Having shown the link between higher levels of cholesterol and increased resistance to immune cell activity, the researchers then attempted to address the issue by lowering cholesterol levels in cancer cells, and by extension, the fluidity of their membranes. To do this, they treated cancer cells with an anti-cholesterol drug, MeβCD, before adding in the T cells. They found that the T cells were better able to kill cancer cells following MeβCD treatment, as tumors in mice showed a significant reduction in size following the combination treatment with MeβCD and T cells. Together, these findings suggest that increased levels of cholesterol in the membranes of cancer cells play a role in preventing T cells from launching a more pronounced immunotherapeutic effect.

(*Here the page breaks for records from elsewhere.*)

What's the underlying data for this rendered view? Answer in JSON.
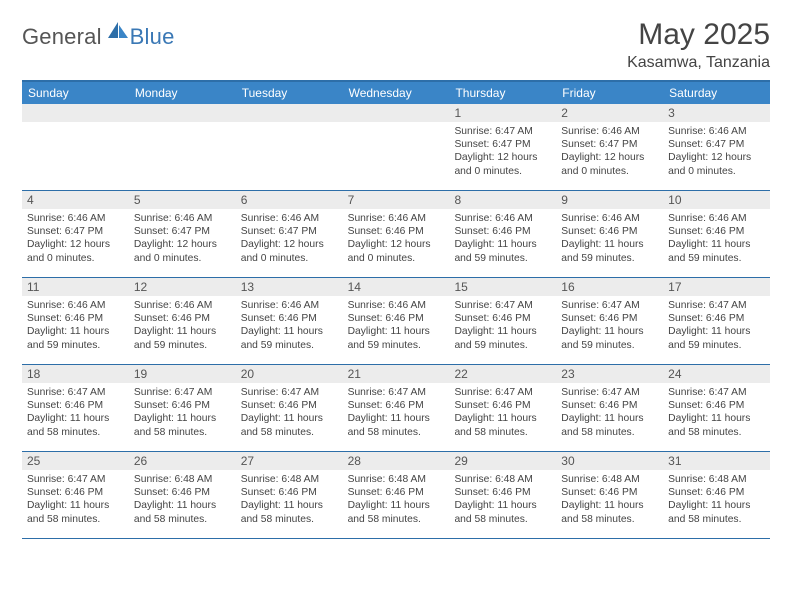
{
  "logo": {
    "general": "General",
    "blue": "Blue"
  },
  "title": "May 2025",
  "location": "Kasamwa, Tanzania",
  "colors": {
    "header_bar": "#3a85c7",
    "border": "#2d6ea8",
    "daynum_bg": "#ececec"
  },
  "weekdays": [
    "Sunday",
    "Monday",
    "Tuesday",
    "Wednesday",
    "Thursday",
    "Friday",
    "Saturday"
  ],
  "weeks": [
    [
      {
        "n": "",
        "sr": "",
        "ss": "",
        "dl": ""
      },
      {
        "n": "",
        "sr": "",
        "ss": "",
        "dl": ""
      },
      {
        "n": "",
        "sr": "",
        "ss": "",
        "dl": ""
      },
      {
        "n": "",
        "sr": "",
        "ss": "",
        "dl": ""
      },
      {
        "n": "1",
        "sr": "Sunrise: 6:47 AM",
        "ss": "Sunset: 6:47 PM",
        "dl": "Daylight: 12 hours and 0 minutes."
      },
      {
        "n": "2",
        "sr": "Sunrise: 6:46 AM",
        "ss": "Sunset: 6:47 PM",
        "dl": "Daylight: 12 hours and 0 minutes."
      },
      {
        "n": "3",
        "sr": "Sunrise: 6:46 AM",
        "ss": "Sunset: 6:47 PM",
        "dl": "Daylight: 12 hours and 0 minutes."
      }
    ],
    [
      {
        "n": "4",
        "sr": "Sunrise: 6:46 AM",
        "ss": "Sunset: 6:47 PM",
        "dl": "Daylight: 12 hours and 0 minutes."
      },
      {
        "n": "5",
        "sr": "Sunrise: 6:46 AM",
        "ss": "Sunset: 6:47 PM",
        "dl": "Daylight: 12 hours and 0 minutes."
      },
      {
        "n": "6",
        "sr": "Sunrise: 6:46 AM",
        "ss": "Sunset: 6:47 PM",
        "dl": "Daylight: 12 hours and 0 minutes."
      },
      {
        "n": "7",
        "sr": "Sunrise: 6:46 AM",
        "ss": "Sunset: 6:46 PM",
        "dl": "Daylight: 12 hours and 0 minutes."
      },
      {
        "n": "8",
        "sr": "Sunrise: 6:46 AM",
        "ss": "Sunset: 6:46 PM",
        "dl": "Daylight: 11 hours and 59 minutes."
      },
      {
        "n": "9",
        "sr": "Sunrise: 6:46 AM",
        "ss": "Sunset: 6:46 PM",
        "dl": "Daylight: 11 hours and 59 minutes."
      },
      {
        "n": "10",
        "sr": "Sunrise: 6:46 AM",
        "ss": "Sunset: 6:46 PM",
        "dl": "Daylight: 11 hours and 59 minutes."
      }
    ],
    [
      {
        "n": "11",
        "sr": "Sunrise: 6:46 AM",
        "ss": "Sunset: 6:46 PM",
        "dl": "Daylight: 11 hours and 59 minutes."
      },
      {
        "n": "12",
        "sr": "Sunrise: 6:46 AM",
        "ss": "Sunset: 6:46 PM",
        "dl": "Daylight: 11 hours and 59 minutes."
      },
      {
        "n": "13",
        "sr": "Sunrise: 6:46 AM",
        "ss": "Sunset: 6:46 PM",
        "dl": "Daylight: 11 hours and 59 minutes."
      },
      {
        "n": "14",
        "sr": "Sunrise: 6:46 AM",
        "ss": "Sunset: 6:46 PM",
        "dl": "Daylight: 11 hours and 59 minutes."
      },
      {
        "n": "15",
        "sr": "Sunrise: 6:47 AM",
        "ss": "Sunset: 6:46 PM",
        "dl": "Daylight: 11 hours and 59 minutes."
      },
      {
        "n": "16",
        "sr": "Sunrise: 6:47 AM",
        "ss": "Sunset: 6:46 PM",
        "dl": "Daylight: 11 hours and 59 minutes."
      },
      {
        "n": "17",
        "sr": "Sunrise: 6:47 AM",
        "ss": "Sunset: 6:46 PM",
        "dl": "Daylight: 11 hours and 59 minutes."
      }
    ],
    [
      {
        "n": "18",
        "sr": "Sunrise: 6:47 AM",
        "ss": "Sunset: 6:46 PM",
        "dl": "Daylight: 11 hours and 58 minutes."
      },
      {
        "n": "19",
        "sr": "Sunrise: 6:47 AM",
        "ss": "Sunset: 6:46 PM",
        "dl": "Daylight: 11 hours and 58 minutes."
      },
      {
        "n": "20",
        "sr": "Sunrise: 6:47 AM",
        "ss": "Sunset: 6:46 PM",
        "dl": "Daylight: 11 hours and 58 minutes."
      },
      {
        "n": "21",
        "sr": "Sunrise: 6:47 AM",
        "ss": "Sunset: 6:46 PM",
        "dl": "Daylight: 11 hours and 58 minutes."
      },
      {
        "n": "22",
        "sr": "Sunrise: 6:47 AM",
        "ss": "Sunset: 6:46 PM",
        "dl": "Daylight: 11 hours and 58 minutes."
      },
      {
        "n": "23",
        "sr": "Sunrise: 6:47 AM",
        "ss": "Sunset: 6:46 PM",
        "dl": "Daylight: 11 hours and 58 minutes."
      },
      {
        "n": "24",
        "sr": "Sunrise: 6:47 AM",
        "ss": "Sunset: 6:46 PM",
        "dl": "Daylight: 11 hours and 58 minutes."
      }
    ],
    [
      {
        "n": "25",
        "sr": "Sunrise: 6:47 AM",
        "ss": "Sunset: 6:46 PM",
        "dl": "Daylight: 11 hours and 58 minutes."
      },
      {
        "n": "26",
        "sr": "Sunrise: 6:48 AM",
        "ss": "Sunset: 6:46 PM",
        "dl": "Daylight: 11 hours and 58 minutes."
      },
      {
        "n": "27",
        "sr": "Sunrise: 6:48 AM",
        "ss": "Sunset: 6:46 PM",
        "dl": "Daylight: 11 hours and 58 minutes."
      },
      {
        "n": "28",
        "sr": "Sunrise: 6:48 AM",
        "ss": "Sunset: 6:46 PM",
        "dl": "Daylight: 11 hours and 58 minutes."
      },
      {
        "n": "29",
        "sr": "Sunrise: 6:48 AM",
        "ss": "Sunset: 6:46 PM",
        "dl": "Daylight: 11 hours and 58 minutes."
      },
      {
        "n": "30",
        "sr": "Sunrise: 6:48 AM",
        "ss": "Sunset: 6:46 PM",
        "dl": "Daylight: 11 hours and 58 minutes."
      },
      {
        "n": "31",
        "sr": "Sunrise: 6:48 AM",
        "ss": "Sunset: 6:46 PM",
        "dl": "Daylight: 11 hours and 58 minutes."
      }
    ]
  ]
}
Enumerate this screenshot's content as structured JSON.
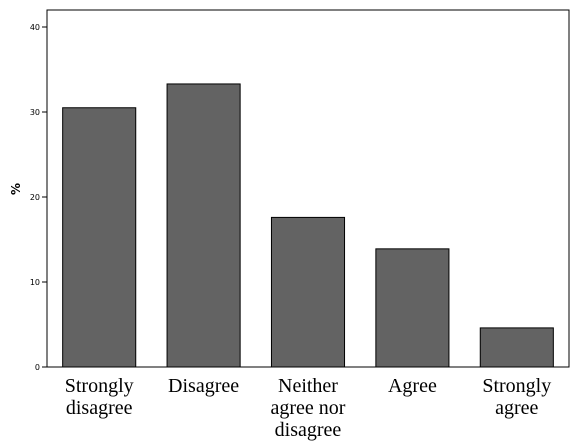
{
  "chart_data": {
    "type": "bar",
    "title": "",
    "xlabel": "",
    "ylabel": "%",
    "ylim": [
      0,
      42
    ],
    "yticks": [
      0,
      10,
      20,
      30,
      40
    ],
    "grid": false,
    "legend": "none",
    "bar_color": "#636363",
    "categories": [
      [
        "Strongly",
        "disagree"
      ],
      [
        "Disagree"
      ],
      [
        "Neither",
        "agree nor",
        "disagree"
      ],
      [
        "Agree"
      ],
      [
        "Strongly",
        "agree"
      ]
    ],
    "values": [
      30.5,
      33.3,
      17.6,
      13.9,
      4.6
    ]
  }
}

The explanation for this phenomenon may lie in the mechanism by which T cells conduct their cytotoxic activity. Scientists hypothesize that increased membrane fluidity makes it more difficult for T cells to bind to receptors located on the cancer cell’s membrane, thereby impairing T cells’ ability to scan for the expected MHC-I “invitation” and wage an effective immune response. It is easier for T cells to successfully complete these interactions when cancer cell membranes are less fluid, just as planting a flower in firm soil is easier than doing so in constantly shifting quicksand.
Ultimately, these findings provide valuable insight into the one of the myriad factors that govern cancer progression. Given this newfound understanding of the cholesterol’s role in abetting the resistance of tumor cells to the immune system, investigators and clinicians can pursue these new leads for potential therapeutic approaches. This may take the form of combination therapies, such as the one used in the study, with drugs that lower cholesterol levels in cancer cell membranes followed by T cell-based immunotherapies that are no longer impaired by an inability to firmly bind to the tumor. Additionally, there may also be implications for lifestyle improvements that patients can incorporate in terms of managing cholesterol levels through changes to their diet and levels of exercise. Through these kinds of interventions, we can help our already robust immune system to excel even more when battling challenges like cancer.
Amer Ghali is a local author from Ann Arbor. After graduating from the University of Michigan with a degree in Biomolecular Science in 2020, he has continued working with the Venneti Lab at the Department of Pathology, where he investigates the epigenetic mechanisms of pediatric spinal gliomas. In his spare time he enjoys visiting Barton Dam, hanging out around North Campus, and playing chess online.